O NOVO NA ACADEMIA RIO-GRANDENSE DE LETRAS

A perspectiva do novo na Academia Rio-Grandense de Letras 

Joaquim Moncks com Sergio Borja e Avelino Collet, que lhe entrega o diploma da ARL.

Com a característica da confraternidade e da valorização do talento poético e literário, Joaquim Moncks assumiu em 28 de agosto a cadeira de número 19, na patronímica de João Cezimbra Jacques na Academia Rio-Grandense de Letras.
A frente de diversas entidades do Associativismo Cultural, o poeta e crítico literário define a poesia como a sua amante de quarenta anos a qual se dedica em tempo integral.

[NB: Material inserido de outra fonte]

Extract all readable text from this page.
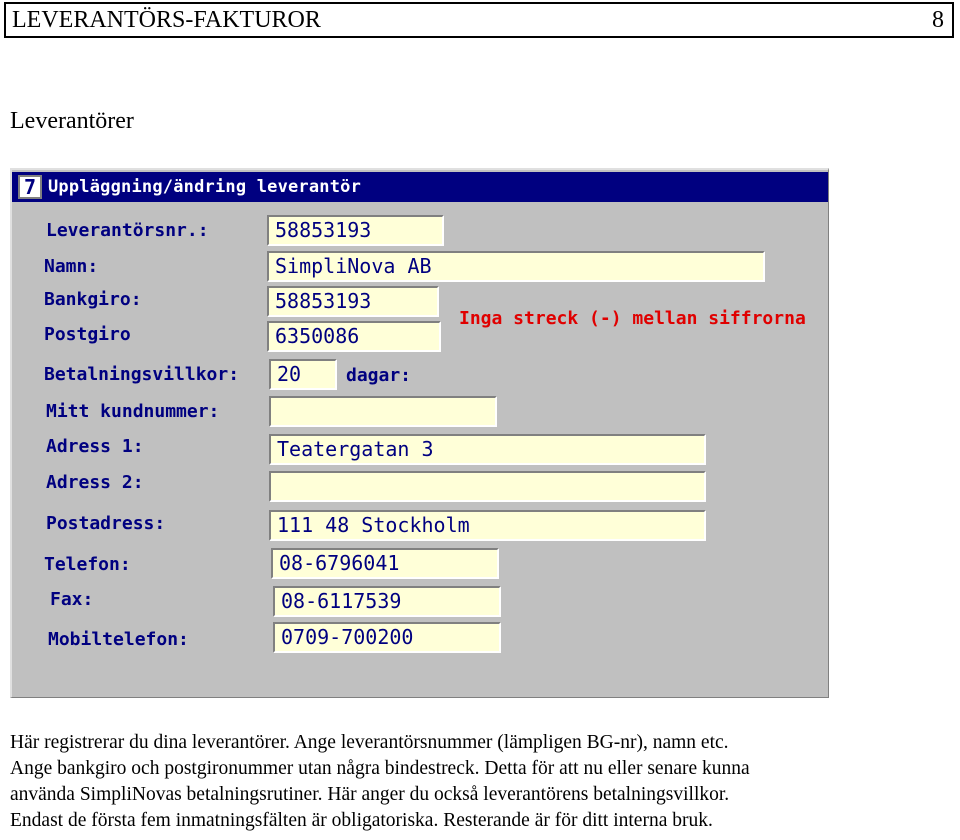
LEVERANTÖRS-FAKTUROR	8
Leverantörer
7 Uppläggning/ändring leverantör
Leverantörsnr.:	58853193
Namn:	SimpliNova AB
Bankgiro:	58853193
Postgiro	6350086
Inga streck (-) mellan siffrorna
Betalningsvillkor:	20	dagar:
Mitt kundnummer:
Adress 1:	Teatergatan 3
Adress 2:
Postadress:	111 48 Stockholm
Telefon:	08-6796041
Fax:	08-6117539
Mobiltelefon:	0709-700200

Här registrerar du dina leverantörer. Ange leverantörsnummer (lämpligen BG-nr), namn etc.

Ange bankgiro och postgironummer utan några bindestreck. Detta för att nu eller senare kunna

använda SimpliNovas betalningsrutiner. Här anger du också leverantörens betalningsvillkor.

Endast de första fem inmatningsfälten är obligatoriska. Resterande är för ditt interna bruk.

O ¨Poetinha¨ tem sempre um olhar voltado ao novo e não mede esforços em apoiar e orientar os aspirantes a poetas.  Uma forma de ser nada convencional no meio literário. O que faz de Joaquim Moncks não apenas um ¨fingidor¨, mas um líder cultural que faz de seus leitores, admiradores e aprendizes, amigos e seguidores inseparáveis. Em seu discurso sempre há um apelo à igualdade, fraternidade e liberdade. Há uma fruição na palavra de Joaquim Moncks, seja na prosa ou na poesia. Um ser menino e curioso que habita no homem experiente e sempre aprendiz; Que tem um olhar para o outro assim como quem cuida de si próprio, porque sabe de que matéria é feita a vida.


Por Darcila Rodrigues


O ACADÊMICO E A CONFRATERNIDADE

Dos amigos não é lícito exigir nada que lhes seja prejudicial ou importe em renúncias a que outros não perdoariam. Tal é  caso da presença no ato de minha posse acadêmica na área de letras. Deram-me a alegria da presença e a emulação com que (sempre) concorrem pelo simples comparecimento e pela energização que esta espécie de amor nos lega. É notório quando isto ocorre: o coração baqueia e se desmancha. Porque o carinho em mim é quotidiano. É talvez por esta necessidade que tanto falo em fraternidade entre o humano ser. À ocorrência do abraço do semelhante, sinto a Confraternidade como um bem necessário: o sangue para viver o bem e o mal. E assim a felicidade corre em meu ser tão precário. E me fazem feliz como um bebê que recebeu o leite na mama do Absoluto, ainda no ninho original de Pacha Mama.

Do livro inédito O CAPITAL DOS DIAS, 2014.